The contract was amended to give Terrazas $6,000 per year in lieu of taking the city’s medical benefits.
The contract calls for the city to pay Terrazas an annual base salary of $210,000. His contract also includes a $150,000 life insurance policy and a $300 transportation allowance in lieu of using a city vehicle to get to work and back home in Merced County. He also gets 12 paid sick days per year.
The agreement includes four months’ severance pay should Terrazas be terminated for any reason other than “any illegal act involving illegal personal gain or moral turpitude.”

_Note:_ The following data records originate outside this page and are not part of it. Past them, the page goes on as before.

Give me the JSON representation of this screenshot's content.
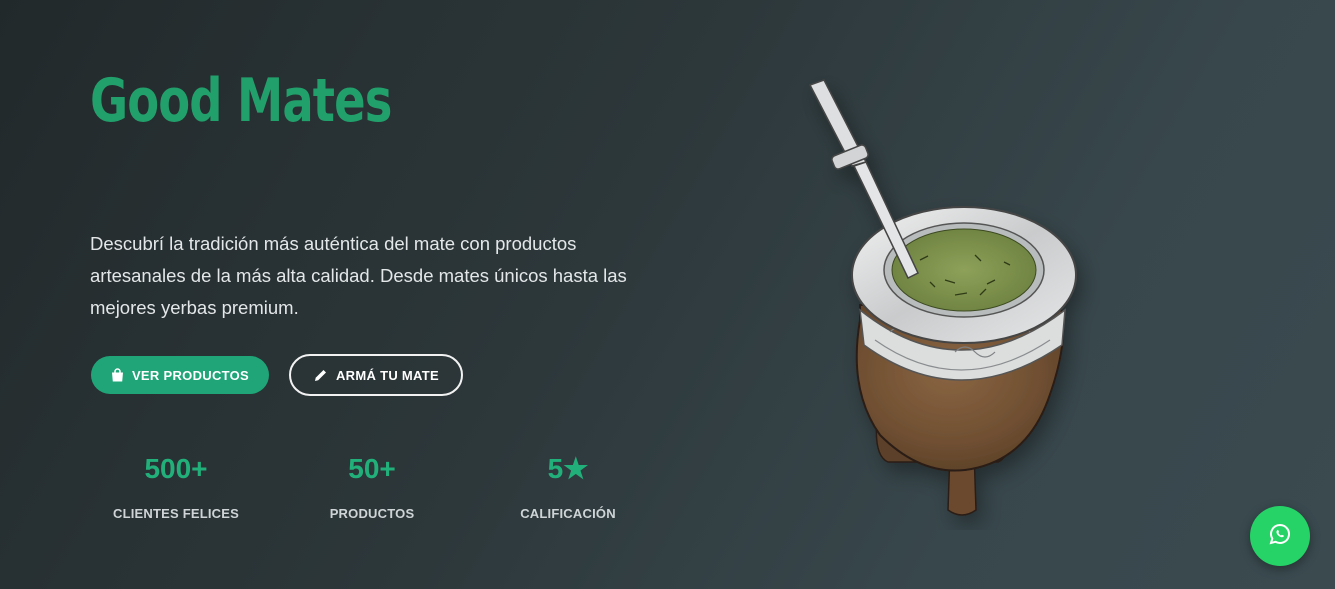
{
  "hero": {
    "brand": "Good Mates",
    "description": "Descubrí la tradición más auténtica del mate con productos artesanales de la más alta calidad. Desde mates únicos hasta las mejores yerbas premium.",
    "primary_button": {
      "label": "VER PRODUCTOS",
      "icon": "shopping-bag-icon"
    },
    "secondary_button": {
      "label": "ARMÁ TU MATE",
      "icon": "pencil-icon"
    },
    "stats": [
      {
        "value": "500+",
        "label": "CLIENTES FELICES"
      },
      {
        "value": "50+",
        "label": "PRODUCTOS"
      },
      {
        "value": "5★",
        "label": "CALIFICACIÓN"
      }
    ]
  },
  "floating": {
    "icon": "whatsapp-icon"
  },
  "colors": {
    "accent": "#22a06b",
    "primary_button": "#1fa577",
    "whatsapp": "#25d366",
    "background": "#2d383b"
  }
}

Kline was opposed to an item that was inserted into the contract which the council didn’t discuss – giving Terrazas an initial bank of 80 hours of vacation time in addition to his accrual of 7.69 hours per pay period. Kline said the council didn’t discuss the matter. City Attorney Tom Hallinan said the bank was left out of the second version of the contract but that he emailed the councilmembers on May 6 about the vacation banks being requested by Terrazas.
“If I missed the email then shame on me,” said Kline.
Mayor Javier Lopez said he didn’t remember the email either.
“I must missed it too,” said Councilman James Casey, who previously expressed concern about things appearing and reappearing in the contract and said “It’s a shame it’s dragged out so long.”
Terrazas said it felt “terribly awkward” to discuss the contract out in the open – instead of a closed personnel session – but said since he wasn’t privy to the closed session discussions he assumed the contract presented had been reviewed by the council.
Kline reiterated that the agreement discussed in the last closed session did not include the bank of 80 hours of vacation.
Vice Mayor Bret Silveira motioned to end the conversation by approving the employment agreement which was approved 3-1. Casey voted no.